The fourth stanza backtracks from the centuries being counted off in the preceding stanza. Now, instead of counting off the time, she tells him she would give up her life if . . . What? The grammar gets distorted. Dickinson loves to compress her meanings. Why waste energy spelling out things the reader can supply? The second line clearly implies that she would throw away her life if he and she would be united after this life, in Eternity. The powerful metaphor here is conceiving of her life as a rind that she would dispose of like the remains of a cantaloupe—IF she knew that his life and her life would be . . .  Fill it in. Remember from “Grammatical Distortion”?

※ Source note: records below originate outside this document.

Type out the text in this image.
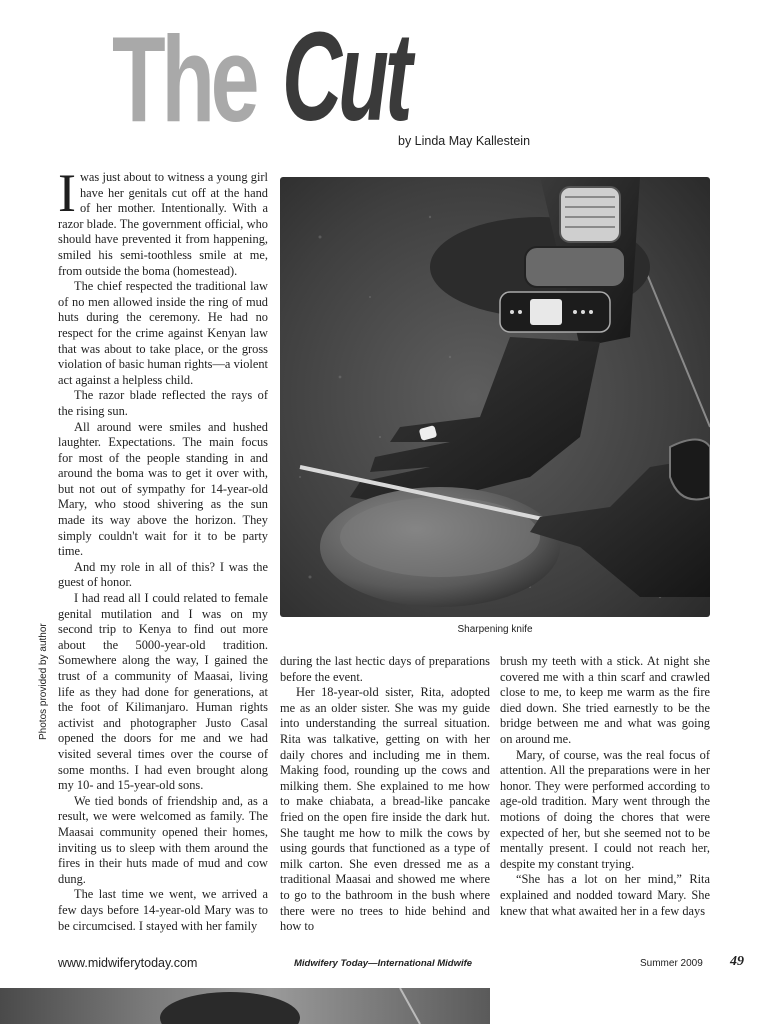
The Cut
by Linda May Kallestein

Iwas just about to witness a young girl have her genitals cut off at the hand of her mother. Intentionally. With a razor blade. The government official, who should have prevented it from happening, smiled his semi-toothless smile at me, from outside the boma (homestead).

The chief respected the traditional law of no men allowed inside the ring of mud huts during the ceremony. He had no respect for the crime against Kenyan law that was about to take place, or the gross violation of basic human rights—a violent act against a helpless child.

The razor blade reflected the rays of the rising sun.

All around were smiles and hushed laughter. Expectations. The main focus for most of the people standing in and around the boma was to get it over with, but not out of sympathy for 14-year-old Mary, who stood shivering as the sun made its way above the horizon. They simply couldn't wait for it to be party time.

And my role in all of this? I was the guest of honor.

I had read all I could related to female genital mutilation and I was on my second trip to Kenya to find out more about the 5000-year-old tradition. Somewhere along the way, I gained the trust of a community of Maasai, living life as they had done for generations, at the foot of Kilimanjaro. Human rights activist and photographer Justo Casal opened the doors for me and we had visited several times over the course of some months. I had even brought along my 10- and 15-year-old sons.

We tied bonds of friendship and, as a result, we were welcomed as family. The Maasai community opened their homes, inviting us to sleep with them around the fires in their huts made of mud and cow dung.

The last time we went, we arrived a few days before 14-year-old Mary was to be circumcised. I stayed with her family

Photos provided by author	Sharpening knife

during the last hectic days of preparations before the event.

Her 18-year-old sister, Rita, adopted me as an older sister. She was my guide into understanding the surreal situation. Rita was talkative, getting on with her daily chores and including me in them. Making food, rounding up the cows and milking them. She explained to me how to make chiabata, a bread-like pancake fried on the open fire inside the dark hut. She taught me how to milk the cows by using gourds that functioned as a type of milk carton. She even dressed me as a traditional Maasai and showed me where to go to the bathroom in the bush where there were no trees to hide behind and how to

brush my teeth with a stick. At night she covered me with a thin scarf and crawled close to me, to keep me warm as the fire died down. She tried earnestly to be the bridge between me and what was going on around me.

Mary, of course, was the real focus of attention. All the preparations were in her honor. They were performed according to age-old tradition. Mary went through the motions of doing the chores that were expected of her, but she seemed not to be mentally present. I could not reach her, despite my constant trying.

“She has a lot on her mind,” Rita explained and nodded toward Mary. She knew that what awaited her in a few days

www.midwiferytoday.com	Midwifery Today—International Midwife	Summer 2009 49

   In that last stanza, she reverts in the first two lines to a prose statement, albeit a compressed one. She is uncertain when she will see him again. And that uncertaintygoads” her, in other words, allows her no respite. Sleepless in Amherst!  Then she gives us a final metaphor. The uncertainty is like that you feel when a bee lands on your arm. The bee has not yet stung you but you know it's about to, even before you can brush it away. The harmless housefly of the first stanza has morphed. “State its sting” is also an imaginative way of perceiving what a bee does when it stings you. The bee’s statement, when it comes, removes the painful uncertainty but leaves another kind of pain, the implication being that she knows their lives will never be one.